How does Model.fit() method's shuffle deals with Batches when using a tf.data.Dataset?

1.5k views Asked by At

I am using tensorflow 2.

When using the Model.fit() method with a tf.data.Dataset, the argument 'batch_size' is ignored. Thus to train my model on batches, I have to first change my dataset of samples into a dataset of batches of samples by calling tf.data.Dataset.batch(batch_size).

Then, after reading the documentation, I don't understand clearly how the .fit() method will shuffle my dataset at each epoch.

Since my dataset is a dataset of batches, will it shuffle the batches among each other (the batches remain unchanged) ? Or will it shuffle all the samples and then regroup them into new batches (which is the desired behaviour) ?

Thanks a lot for your help.

1

There are 1 answers

2
Lescurel On

The shuffle parameter has no effect on the fit function when using the tf.data.Dataset API.

If we read the documentation (emphasis is mine) :

shuffle: Boolean (whether to shuffle the training data before each epoch) or str (for 'batch').
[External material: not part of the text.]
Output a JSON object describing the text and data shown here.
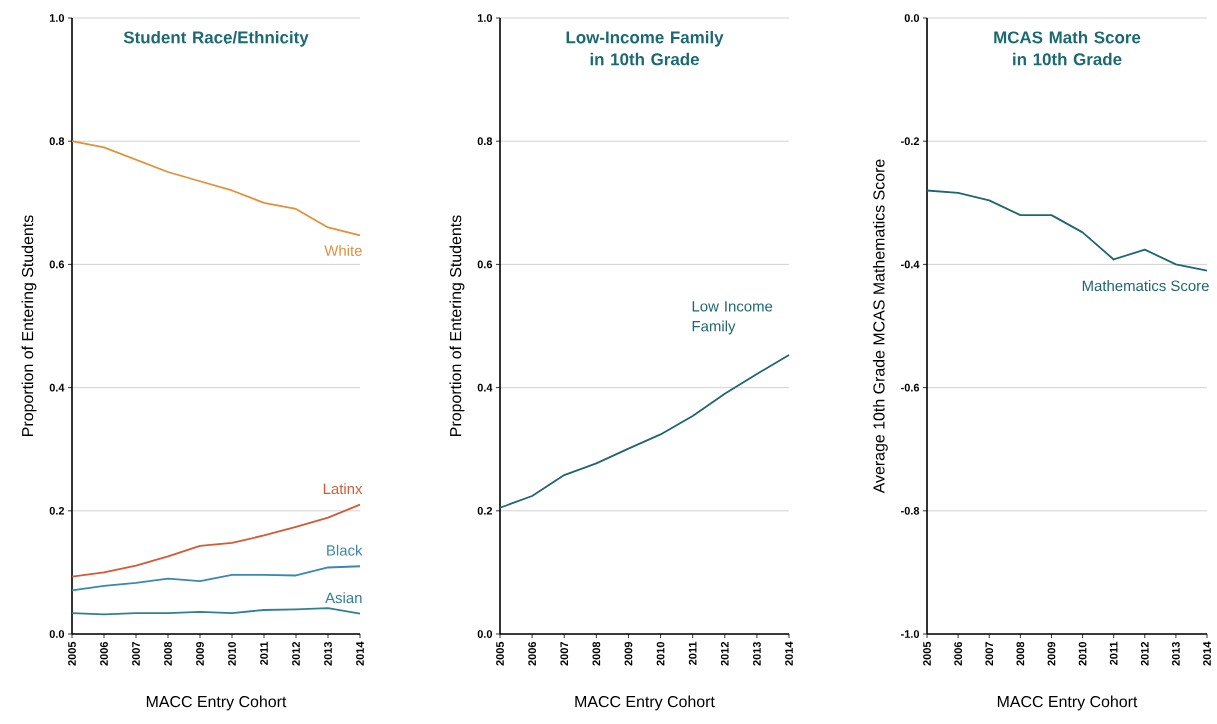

This argument is ignored when x is a generator. 'batch' is a special option for dealing with the limitations of HDF5 data; it shuffles in batch-sized chunks. Has no effect when steps_per_epoch is not None.

It's not super clear, but we can have a hint that the shuffle argument will be ignored when using a tf.data.Dataset, as it behave like a generator.

To be certain, lets dive in the code. If we look at the code of the fit method, you will see that the data is handled by a special class, DataHandler. Looking at the code of this class, we see that this is an Adapter class to handle different kind of data. We are interrested in the class that handle tf.data.Dataset, DatasetAdapter, and we can see that this class does not take into account the shuffle parameter :

  def __init__(self,
               x,
               y=None,
               sample_weights=None,
               steps=None,
               **kwargs):
    super(DatasetAdapter, self).__init__(x, y, **kwargs)
    # Note that the dataset instance is immutable, its fine to reuse the user
    # provided dataset.
    self._dataset = x

    # The user-provided steps.
    self._user_steps = steps

    self._validate_args(y, sample_weights, steps)

If you want to shuffle your dataset, use the shuffle function from the tf.data.Dataset API.